Me and a Mango
My path to sustainability started with an organic mango
in New York City. My apartment is in the East Village,
a place known for its political and social awareness,
where today four organic vegetarian restaurants are
just outside my front door. When I first moved here,
there was an organic vegetarian health food store a
few doors away. It was one of those hippie-type places,
where the people that worked there wore black and smelled,
and everything looked dirty and run down. To tell you
the truth, I was afraid of the place, figuring it to
be some kind of socialist hippie commune, or a front
for some cult.
So I avoided the store called Prana. At the time, it
was the only organic health food store around (there
are now five just in my area, including a Whole Foods
- but Prana is gone). For a couple years, I walked by
it every day on my way to and from work, and I’d
look at the strange people going in and coming out.

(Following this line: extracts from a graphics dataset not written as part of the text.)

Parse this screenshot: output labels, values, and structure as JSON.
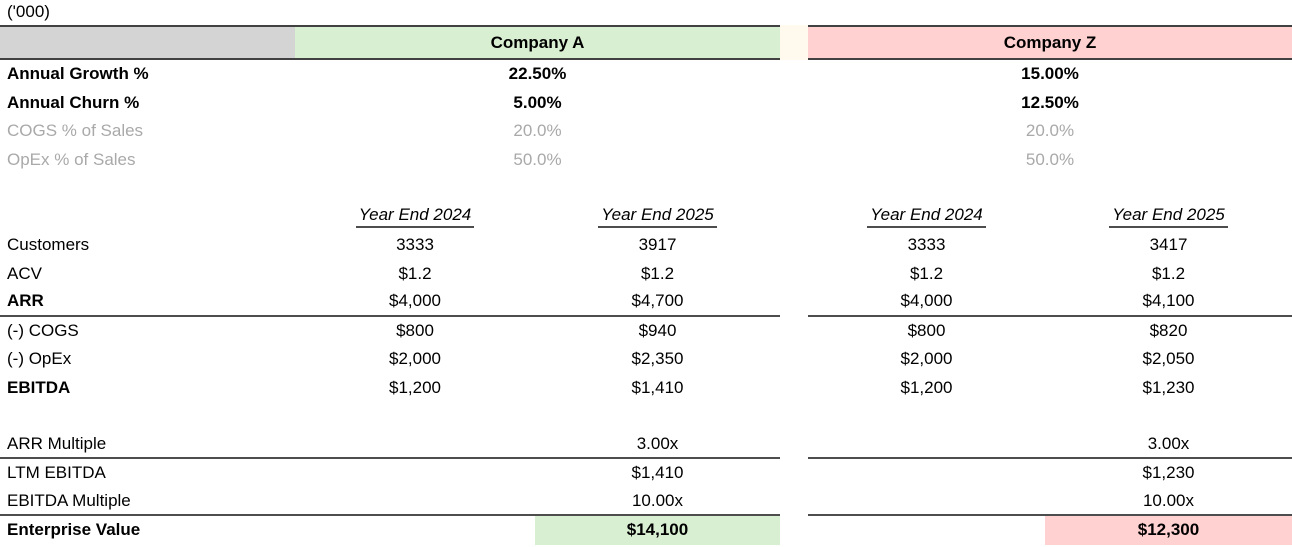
{
  "sheet": {
    "units_label": "('000)"
  },
  "companies": {
    "a": {
      "name": "Company A",
      "fill": "#d9efd2"
    },
    "z": {
      "name": "Company Z",
      "fill": "#ffd1d1"
    }
  },
  "colors": {
    "header_spacer_fill": "#d4d4d4",
    "header_gap_fill": "#fff9ee",
    "muted_text": "#a9a9a9",
    "rule_line": "#4d4d4d"
  },
  "assumptions": {
    "rows": [
      {
        "label": "Annual Growth %",
        "company_a": "22.50%",
        "company_z": "15.00%"
      },
      {
        "label": "Annual Churn %",
        "company_a": "5.00%",
        "company_z": "12.50%"
      },
      {
        "label": "COGS % of Sales",
        "company_a": "20.0%",
        "company_z": "20.0%"
      },
      {
        "label": "OpEx % of Sales",
        "company_a": "50.0%",
        "company_z": "50.0%"
      }
    ]
  },
  "model": {
    "year_headers": {
      "a_2024": "Year End 2024",
      "a_2025": "Year End 2025",
      "z_2024": "Year End 2024",
      "z_2025": "Year End 2025"
    },
    "rows": [
      {
        "label": "Customers",
        "a_2024": "3333",
        "a_2025": "3917",
        "z_2024": "3333",
        "z_2025": "3417"
      },
      {
        "label": "ACV",
        "a_2024": "$1.2",
        "a_2025": "$1.2",
        "z_2024": "$1.2",
        "z_2025": "$1.2"
      },
      {
        "label": "ARR",
        "a_2024": "$4,000",
        "a_2025": "$4,700",
        "z_2024": "$4,000",
        "z_2025": "$4,100"
      },
      {
        "label": "(-) COGS",
        "a_2024": "$800",
        "a_2025": "$940",
        "z_2024": "$800",
        "z_2025": "$820"
      },
      {
        "label": "(-) OpEx",
        "a_2024": "$2,000",
        "a_2025": "$2,350",
        "z_2024": "$2,000",
        "z_2025": "$2,050"
      },
      {
        "label": "EBITDA",
        "a_2024": "$1,200",
        "a_2025": "$1,410",
        "z_2024": "$1,200",
        "z_2025": "$1,230"
      }
    ]
  },
  "valuation": {
    "rows": [
      {
        "label": "ARR Multiple",
        "company_a": "3.00x",
        "company_z": "3.00x"
      },
      {
        "label": "LTM EBITDA",
        "company_a": "$1,410",
        "company_z": "$1,230"
      },
      {
        "label": "EBITDA Multiple",
        "company_a": "10.00x",
        "company_z": "10.00x"
      }
    ],
    "enterprise_value": {
      "label": "Enterprise Value",
      "company_a": "$14,100",
      "company_z": "$12,300"
    }
  }
}
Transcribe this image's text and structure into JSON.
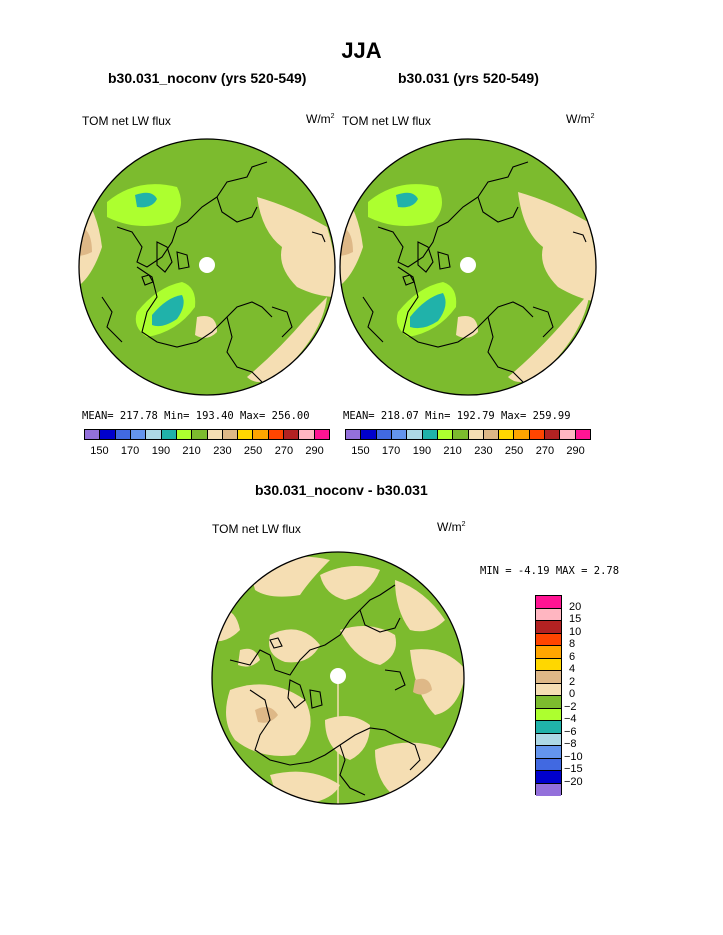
{
  "title": "JJA",
  "panels": [
    {
      "id": "left",
      "subtitle": "b30.031_noconv (yrs 520-549)",
      "variable": "TOM net LW flux",
      "units": "W/m",
      "units_sup": "2",
      "stats": "MEAN= 217.78  Min= 193.40  Max= 256.00"
    },
    {
      "id": "right",
      "subtitle": "b30.031 (yrs 520-549)",
      "variable": "TOM net LW flux",
      "units": "W/m",
      "units_sup": "2",
      "stats": "MEAN= 218.07  Min= 192.79  Max= 259.99"
    }
  ],
  "diff_panel": {
    "subtitle": "b30.031_noconv - b30.031",
    "variable": "TOM net LW flux",
    "units": "W/m",
    "units_sup": "2",
    "minmax": "MIN =  -4.19  MAX =    2.78"
  },
  "colorbar_abs": {
    "colors": [
      "#9370db",
      "#0000cd",
      "#4169e1",
      "#6495ed",
      "#add8e6",
      "#20b2aa",
      "#adff2f",
      "#7cbb2e",
      "#f5deb3",
      "#deb887",
      "#ffd700",
      "#ffa500",
      "#ff4500",
      "#b22222",
      "#ffb6c1",
      "#ff1493"
    ],
    "tick_labels": [
      "150",
      "170",
      "190",
      "210",
      "230",
      "250",
      "270",
      "290"
    ]
  },
  "colorbar_diff": {
    "colors_top_to_bottom": [
      "#ff1493",
      "#ffb6c1",
      "#b22222",
      "#ff4500",
      "#ffa500",
      "#ffd700",
      "#deb887",
      "#f5deb3",
      "#7cbb2e",
      "#adff2f",
      "#20b2aa",
      "#add8e6",
      "#6495ed",
      "#4169e1",
      "#0000cd",
      "#9370db"
    ],
    "tick_labels_top_to_bottom": [
      "20",
      "15",
      "10",
      "8",
      "6",
      "4",
      "2",
      "0",
      "−2",
      "−4",
      "−6",
      "−8",
      "−10",
      "−15",
      "−20"
    ]
  }
}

I can’t remember what happened to finally make
me go in the store, but, with much trepidation and a
deep breath, I stepped inside.
It was what I’d expected – run down and
a bit dirty looking, with products sometimes there,
sometimes not. I don’t know why I did it –
I don’t even know if I’d ever had a mango
before – but I bought an organic mango and took
it home.
I peeled back the skin and bit into it. As juice dribbled
down my chin and squirted all around, I leaned back
and groaned with delight. It was the sweetest, tastiest,
most heavenly piece of fruit I’d ever had. The
flavor was out of this world! I ate the entire thing
and sat in my chair afterward, reveling in one of the
most amazing food experiences of my life.

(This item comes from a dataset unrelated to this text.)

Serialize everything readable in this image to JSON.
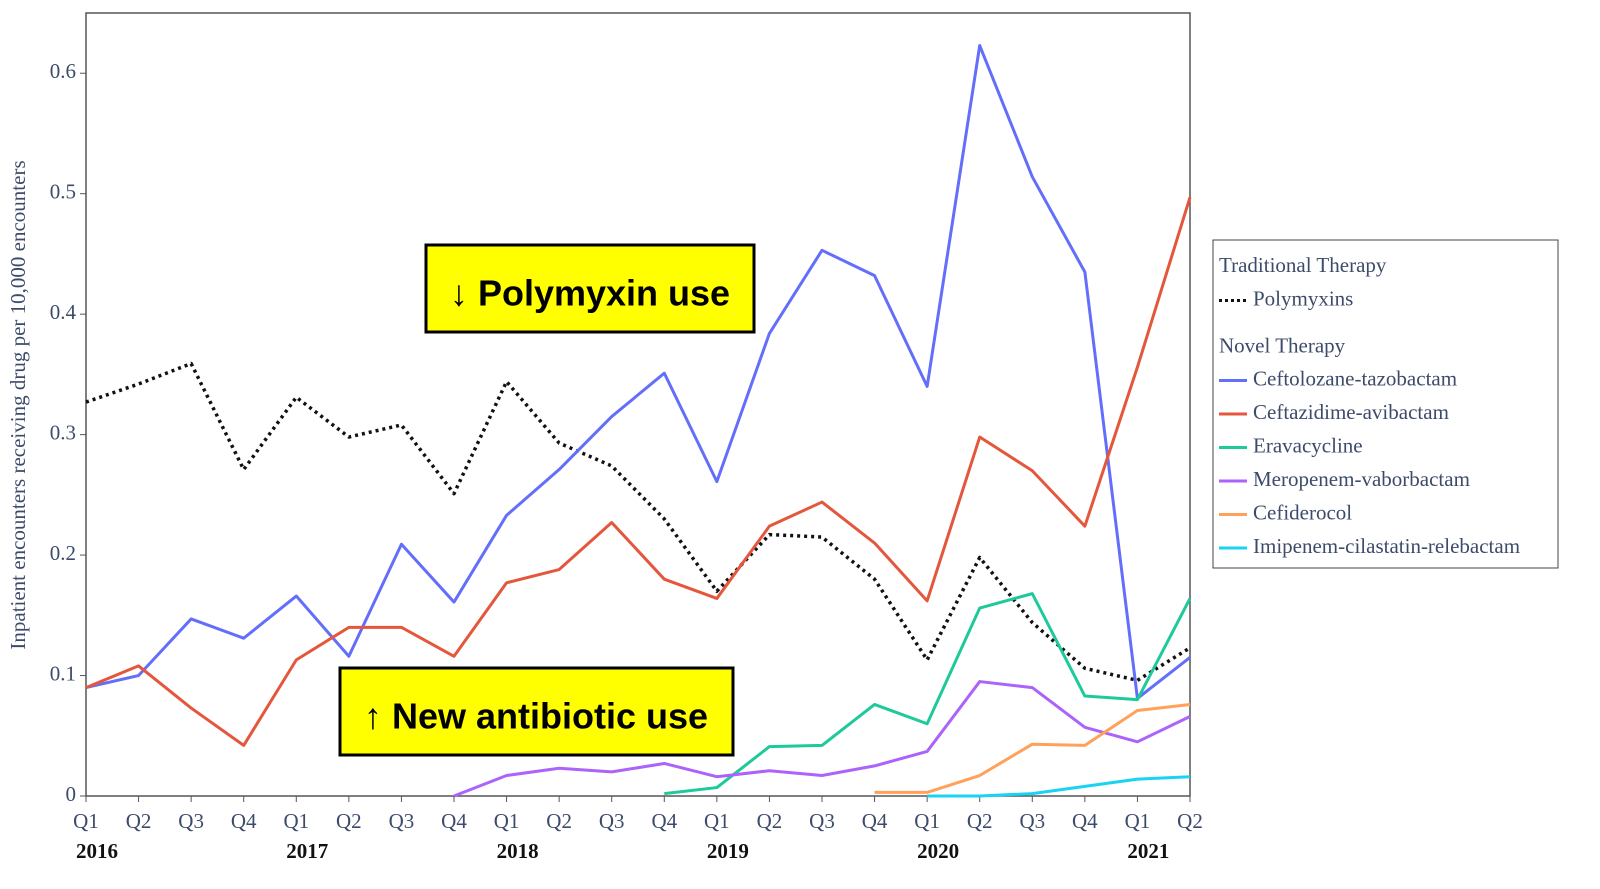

From that day on, there was no turning back. I started
shopping in Prana and ate almost all their vegetables
and produce – and my tastebuds danced. They would
source as much produce from local sustainable farms
as they could, and you could tell most of the food was
freshly picked and brought to the store only a couple
days after harvest. The only other place that comes
close to that experience is at a farmers market.
Health food stores are good, but as organics and sustainable
food becomes bigger and bigger business, the food is
shipped longer distances through distributors, picked
sooner, and is sometimes raised on industrial farms.

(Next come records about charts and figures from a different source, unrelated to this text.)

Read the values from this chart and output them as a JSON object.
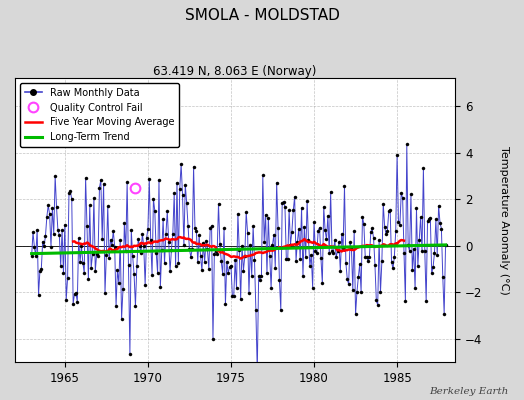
{
  "title": "SMOLA - MOLDSTAD",
  "subtitle": "63.419 N, 8.063 E (Norway)",
  "ylabel": "Temperature Anomaly (°C)",
  "watermark": "Berkeley Earth",
  "xlim": [
    1962.0,
    1988.5
  ],
  "ylim": [
    -5.0,
    7.2
  ],
  "yticks": [
    -4,
    -2,
    0,
    2,
    4,
    6
  ],
  "xticks": [
    1965,
    1970,
    1975,
    1980,
    1985
  ],
  "background_color": "#d8d8d8",
  "plot_bg_color": "#ffffff",
  "raw_line_color": "#4444cc",
  "raw_marker_color": "#000000",
  "qc_fail_color": "#ff44ff",
  "moving_avg_color": "#ff0000",
  "trend_color": "#00bb00",
  "seed": 15
}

All of that will take away from the pure taste of something
just taken from the ground.
Prana went out of business a couple years ago –
their landlord had raised their rent so high that they
could no longer stay open. And, since then, I haven’t
found a store that sells food nearly as good as they
did, which is a shame. As the East Village has become
more and more popular, rents have risen to unbelievable
levels, pushing out the people and stores that made
the area popular in the first place.
After
my Prana experience, I started working at GRACE and
eventually founded the Sustainable Table program. Once
I started learning about industrial agriculture and
all the problems with conventional foods, I went almost
100% organic or sustainable. Waxed, injected, perfect-looking
food from a large supermarket looks fake to me –
I find it very hard to eat these days and will never
buy it for myself.
I think everyone should have their own mango moment,
whether it be with kale, peaches, eggs or beef. And
at Sustainable Table, that’s what we’re
trying to do.
- Diane Hatz, October 2006
Diane Hatz is Sustainable Table’s Founder/Director. She currently resides in New York City.